ADL national director Abraham Foxman presented the William and Naomi Gorowitz Institute Service Award to Leon Panetta, the former Secretary of State and former CIA director, whom Hagel praised as strong on security and just as strong on civil rights and equality.
Foxman said he was honoring Panetta not only for his successful attack on Osama bin Laden but also for his historic changes to civil rights at home.
In the award presentation, Foxman was joined by a rabbi, a priest and an imam. Whereupon ADL national chair Barry Curtiss-Lusher declared, “How pleasant it is to have siblings dwell together.”
Panetta noted that his family came from Italy to the Bronx to seek a better life for their children. “I washed glasses in my father’s restaurant,” he said. “My parents believed child labor was a requirement.”

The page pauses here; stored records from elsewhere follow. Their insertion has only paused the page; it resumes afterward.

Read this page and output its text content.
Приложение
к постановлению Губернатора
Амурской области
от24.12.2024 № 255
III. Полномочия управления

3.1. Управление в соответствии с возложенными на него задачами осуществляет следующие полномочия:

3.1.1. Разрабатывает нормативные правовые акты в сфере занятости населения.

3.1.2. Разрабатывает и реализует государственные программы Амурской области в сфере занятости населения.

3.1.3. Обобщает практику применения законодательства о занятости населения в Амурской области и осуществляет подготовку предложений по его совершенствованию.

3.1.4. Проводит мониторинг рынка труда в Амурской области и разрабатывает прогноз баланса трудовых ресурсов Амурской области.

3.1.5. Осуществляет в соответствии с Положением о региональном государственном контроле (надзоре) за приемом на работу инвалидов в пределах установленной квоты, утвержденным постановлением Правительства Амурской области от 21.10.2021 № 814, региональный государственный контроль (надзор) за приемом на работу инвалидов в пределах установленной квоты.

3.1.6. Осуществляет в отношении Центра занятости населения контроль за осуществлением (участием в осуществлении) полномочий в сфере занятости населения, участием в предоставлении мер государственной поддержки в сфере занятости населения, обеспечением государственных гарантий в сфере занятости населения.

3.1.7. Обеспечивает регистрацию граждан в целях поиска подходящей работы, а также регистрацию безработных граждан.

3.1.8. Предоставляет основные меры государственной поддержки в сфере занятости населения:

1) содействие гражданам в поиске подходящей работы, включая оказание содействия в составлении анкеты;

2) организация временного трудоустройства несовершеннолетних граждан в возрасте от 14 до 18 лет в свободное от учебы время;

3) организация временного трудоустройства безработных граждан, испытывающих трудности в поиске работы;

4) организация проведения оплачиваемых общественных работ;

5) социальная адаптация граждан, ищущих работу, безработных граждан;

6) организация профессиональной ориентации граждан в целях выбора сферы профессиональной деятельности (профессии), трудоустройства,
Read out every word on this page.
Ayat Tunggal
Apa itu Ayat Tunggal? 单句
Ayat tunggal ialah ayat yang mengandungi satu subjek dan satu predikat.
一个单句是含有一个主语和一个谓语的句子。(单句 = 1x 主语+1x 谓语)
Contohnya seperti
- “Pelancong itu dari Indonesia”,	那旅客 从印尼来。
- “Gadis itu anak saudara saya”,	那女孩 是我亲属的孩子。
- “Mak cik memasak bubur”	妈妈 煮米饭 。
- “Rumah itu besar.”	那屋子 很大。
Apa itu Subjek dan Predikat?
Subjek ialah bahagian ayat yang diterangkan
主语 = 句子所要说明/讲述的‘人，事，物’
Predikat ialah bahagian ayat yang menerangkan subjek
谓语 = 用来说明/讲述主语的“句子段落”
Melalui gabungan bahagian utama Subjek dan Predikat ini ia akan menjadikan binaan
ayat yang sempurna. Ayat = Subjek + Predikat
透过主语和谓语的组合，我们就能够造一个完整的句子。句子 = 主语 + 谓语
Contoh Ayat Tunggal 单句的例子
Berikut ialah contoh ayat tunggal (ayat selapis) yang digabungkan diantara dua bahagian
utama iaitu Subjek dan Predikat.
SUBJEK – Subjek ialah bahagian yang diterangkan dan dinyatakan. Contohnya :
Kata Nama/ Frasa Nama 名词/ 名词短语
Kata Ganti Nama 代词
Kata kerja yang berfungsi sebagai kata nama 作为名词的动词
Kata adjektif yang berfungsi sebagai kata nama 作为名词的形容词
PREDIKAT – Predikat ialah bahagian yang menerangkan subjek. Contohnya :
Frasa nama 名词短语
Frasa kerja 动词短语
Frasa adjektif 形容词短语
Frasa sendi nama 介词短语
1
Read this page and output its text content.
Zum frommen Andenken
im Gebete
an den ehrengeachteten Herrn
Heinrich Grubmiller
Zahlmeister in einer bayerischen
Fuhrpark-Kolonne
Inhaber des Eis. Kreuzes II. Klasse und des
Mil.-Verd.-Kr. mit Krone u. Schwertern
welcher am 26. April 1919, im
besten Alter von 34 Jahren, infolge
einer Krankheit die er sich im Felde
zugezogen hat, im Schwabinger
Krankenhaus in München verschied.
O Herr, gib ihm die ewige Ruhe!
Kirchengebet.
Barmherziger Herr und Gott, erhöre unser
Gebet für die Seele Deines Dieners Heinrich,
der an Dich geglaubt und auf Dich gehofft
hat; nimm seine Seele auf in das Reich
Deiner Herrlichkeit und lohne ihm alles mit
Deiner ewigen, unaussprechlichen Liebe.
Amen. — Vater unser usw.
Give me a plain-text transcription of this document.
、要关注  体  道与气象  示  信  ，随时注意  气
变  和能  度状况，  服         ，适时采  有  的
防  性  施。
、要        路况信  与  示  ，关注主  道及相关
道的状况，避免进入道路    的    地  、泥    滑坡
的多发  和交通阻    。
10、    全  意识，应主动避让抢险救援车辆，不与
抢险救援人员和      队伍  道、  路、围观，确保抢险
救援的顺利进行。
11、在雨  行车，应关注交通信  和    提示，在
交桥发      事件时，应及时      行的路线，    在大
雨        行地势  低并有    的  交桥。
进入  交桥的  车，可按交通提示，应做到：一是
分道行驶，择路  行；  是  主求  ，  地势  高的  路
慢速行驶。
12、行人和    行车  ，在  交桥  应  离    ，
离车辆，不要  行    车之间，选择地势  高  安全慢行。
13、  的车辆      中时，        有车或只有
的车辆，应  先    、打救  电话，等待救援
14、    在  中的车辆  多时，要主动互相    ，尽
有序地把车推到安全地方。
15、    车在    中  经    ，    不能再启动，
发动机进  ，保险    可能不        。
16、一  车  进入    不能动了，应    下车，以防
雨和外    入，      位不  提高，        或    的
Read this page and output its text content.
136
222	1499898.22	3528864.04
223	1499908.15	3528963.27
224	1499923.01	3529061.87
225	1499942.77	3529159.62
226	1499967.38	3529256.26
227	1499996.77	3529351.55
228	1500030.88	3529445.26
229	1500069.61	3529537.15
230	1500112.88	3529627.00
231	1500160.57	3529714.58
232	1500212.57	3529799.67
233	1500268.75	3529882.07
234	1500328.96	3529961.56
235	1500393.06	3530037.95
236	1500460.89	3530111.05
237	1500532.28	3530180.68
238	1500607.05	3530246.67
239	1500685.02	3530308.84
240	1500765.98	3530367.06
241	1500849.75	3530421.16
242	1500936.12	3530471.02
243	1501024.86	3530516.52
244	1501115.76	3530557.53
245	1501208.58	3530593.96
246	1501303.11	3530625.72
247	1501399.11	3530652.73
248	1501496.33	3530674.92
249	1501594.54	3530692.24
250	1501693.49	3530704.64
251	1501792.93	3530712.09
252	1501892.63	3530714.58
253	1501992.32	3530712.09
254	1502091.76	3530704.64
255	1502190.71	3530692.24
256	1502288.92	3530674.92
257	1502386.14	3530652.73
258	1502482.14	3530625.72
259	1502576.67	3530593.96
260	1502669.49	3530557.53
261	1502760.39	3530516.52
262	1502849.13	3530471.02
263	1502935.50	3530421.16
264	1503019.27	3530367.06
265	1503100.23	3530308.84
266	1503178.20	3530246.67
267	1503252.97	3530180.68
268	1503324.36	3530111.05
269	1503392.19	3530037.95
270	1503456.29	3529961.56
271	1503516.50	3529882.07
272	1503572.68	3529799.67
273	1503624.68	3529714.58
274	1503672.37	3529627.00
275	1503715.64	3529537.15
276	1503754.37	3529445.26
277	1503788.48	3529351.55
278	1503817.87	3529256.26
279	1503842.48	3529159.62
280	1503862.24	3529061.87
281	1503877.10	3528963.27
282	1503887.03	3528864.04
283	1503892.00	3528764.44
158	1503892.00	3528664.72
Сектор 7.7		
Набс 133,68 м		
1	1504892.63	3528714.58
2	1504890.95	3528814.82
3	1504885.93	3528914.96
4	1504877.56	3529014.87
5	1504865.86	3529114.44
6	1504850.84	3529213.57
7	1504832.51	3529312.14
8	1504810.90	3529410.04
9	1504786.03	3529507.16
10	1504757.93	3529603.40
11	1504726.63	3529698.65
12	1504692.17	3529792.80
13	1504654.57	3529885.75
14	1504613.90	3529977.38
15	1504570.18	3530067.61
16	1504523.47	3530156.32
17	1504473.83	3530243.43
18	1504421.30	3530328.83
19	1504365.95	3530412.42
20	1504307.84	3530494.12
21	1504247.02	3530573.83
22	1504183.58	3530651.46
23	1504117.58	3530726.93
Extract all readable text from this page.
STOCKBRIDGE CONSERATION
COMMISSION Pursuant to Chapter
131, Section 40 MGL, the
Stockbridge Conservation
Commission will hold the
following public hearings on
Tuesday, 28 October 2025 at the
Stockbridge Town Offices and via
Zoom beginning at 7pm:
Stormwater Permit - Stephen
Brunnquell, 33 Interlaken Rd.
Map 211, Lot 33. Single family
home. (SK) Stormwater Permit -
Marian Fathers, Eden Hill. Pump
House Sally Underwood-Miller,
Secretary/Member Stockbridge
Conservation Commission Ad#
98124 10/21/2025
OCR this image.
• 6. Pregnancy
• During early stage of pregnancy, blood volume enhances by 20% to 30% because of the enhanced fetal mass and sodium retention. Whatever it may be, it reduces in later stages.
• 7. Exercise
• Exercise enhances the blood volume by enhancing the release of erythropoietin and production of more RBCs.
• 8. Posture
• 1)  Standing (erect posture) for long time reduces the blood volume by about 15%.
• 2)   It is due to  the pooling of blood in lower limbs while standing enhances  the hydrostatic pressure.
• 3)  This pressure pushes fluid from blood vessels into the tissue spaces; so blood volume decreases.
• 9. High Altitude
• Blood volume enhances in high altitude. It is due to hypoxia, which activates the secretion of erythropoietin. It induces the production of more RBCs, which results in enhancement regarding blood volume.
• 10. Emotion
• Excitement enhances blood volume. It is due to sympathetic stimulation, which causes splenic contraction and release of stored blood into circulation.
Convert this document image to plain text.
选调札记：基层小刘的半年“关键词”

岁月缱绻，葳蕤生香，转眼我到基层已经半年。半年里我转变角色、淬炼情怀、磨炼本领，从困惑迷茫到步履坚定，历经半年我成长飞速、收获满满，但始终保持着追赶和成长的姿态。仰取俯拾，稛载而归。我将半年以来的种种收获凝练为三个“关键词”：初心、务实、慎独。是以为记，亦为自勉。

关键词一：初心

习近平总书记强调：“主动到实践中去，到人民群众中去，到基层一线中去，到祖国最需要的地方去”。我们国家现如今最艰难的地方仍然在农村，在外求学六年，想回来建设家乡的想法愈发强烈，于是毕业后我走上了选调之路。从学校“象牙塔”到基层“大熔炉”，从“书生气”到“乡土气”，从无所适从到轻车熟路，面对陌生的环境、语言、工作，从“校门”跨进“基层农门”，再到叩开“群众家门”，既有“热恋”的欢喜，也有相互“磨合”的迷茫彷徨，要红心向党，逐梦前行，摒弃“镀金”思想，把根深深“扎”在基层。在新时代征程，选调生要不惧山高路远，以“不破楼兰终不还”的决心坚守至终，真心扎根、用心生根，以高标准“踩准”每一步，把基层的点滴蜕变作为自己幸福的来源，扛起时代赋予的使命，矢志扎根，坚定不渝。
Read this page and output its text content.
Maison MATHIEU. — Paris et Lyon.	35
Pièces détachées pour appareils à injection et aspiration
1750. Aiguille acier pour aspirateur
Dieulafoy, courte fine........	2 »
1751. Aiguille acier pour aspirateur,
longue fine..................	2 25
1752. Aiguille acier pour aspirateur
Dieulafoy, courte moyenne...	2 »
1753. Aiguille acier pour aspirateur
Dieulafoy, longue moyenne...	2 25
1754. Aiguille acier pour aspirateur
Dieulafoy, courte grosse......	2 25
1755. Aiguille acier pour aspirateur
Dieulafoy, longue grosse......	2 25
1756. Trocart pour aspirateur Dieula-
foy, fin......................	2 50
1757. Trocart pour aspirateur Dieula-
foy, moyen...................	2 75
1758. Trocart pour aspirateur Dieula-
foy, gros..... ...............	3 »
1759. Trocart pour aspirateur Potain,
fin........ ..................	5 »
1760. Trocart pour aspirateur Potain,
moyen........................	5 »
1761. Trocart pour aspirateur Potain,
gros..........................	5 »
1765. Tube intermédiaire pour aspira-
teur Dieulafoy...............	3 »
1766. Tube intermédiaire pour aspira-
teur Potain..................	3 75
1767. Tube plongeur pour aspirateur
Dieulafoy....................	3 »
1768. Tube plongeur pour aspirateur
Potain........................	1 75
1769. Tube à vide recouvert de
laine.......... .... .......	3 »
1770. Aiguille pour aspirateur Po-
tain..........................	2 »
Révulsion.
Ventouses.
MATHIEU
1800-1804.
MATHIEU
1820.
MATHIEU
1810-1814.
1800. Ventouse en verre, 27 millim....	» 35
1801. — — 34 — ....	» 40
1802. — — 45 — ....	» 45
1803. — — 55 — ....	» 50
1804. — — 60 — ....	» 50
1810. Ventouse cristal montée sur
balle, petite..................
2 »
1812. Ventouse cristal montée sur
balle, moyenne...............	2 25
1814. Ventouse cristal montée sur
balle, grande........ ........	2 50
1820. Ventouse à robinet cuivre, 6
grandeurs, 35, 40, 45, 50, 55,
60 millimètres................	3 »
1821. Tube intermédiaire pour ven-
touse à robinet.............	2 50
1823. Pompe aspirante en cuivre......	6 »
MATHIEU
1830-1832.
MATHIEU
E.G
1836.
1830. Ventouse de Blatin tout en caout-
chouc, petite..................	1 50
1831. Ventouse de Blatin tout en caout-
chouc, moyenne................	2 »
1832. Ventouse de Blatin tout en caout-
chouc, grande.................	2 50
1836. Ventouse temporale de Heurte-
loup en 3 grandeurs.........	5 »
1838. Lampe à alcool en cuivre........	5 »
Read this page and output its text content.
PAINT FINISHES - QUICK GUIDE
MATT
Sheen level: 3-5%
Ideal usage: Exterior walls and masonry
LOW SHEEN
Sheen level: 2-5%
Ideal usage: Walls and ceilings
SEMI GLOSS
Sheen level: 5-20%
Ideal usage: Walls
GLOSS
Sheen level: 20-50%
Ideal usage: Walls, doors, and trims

Now that he’s out of national leadership, Panetta can assess his former environment fearlessly: “I’ve never seen so many people in Washington dedicated to screwing things up.”
He said it reminded him of the three missionaries—British, French, Italian—who fell into the hands of cannibals. The chief said, “You can kill yourselves or jump into this pot and be cooked. Either way we are going to use your skin to build a boat.”
The three killed themselves. The Brit slit his throat, the French plunged a knife into his heart, and the Italian started to slash and puncture his body.
“Are you crazy?” cried the cannibal chief. “What are you doing?”
“I’m going to screw up your boat,” the Italian said.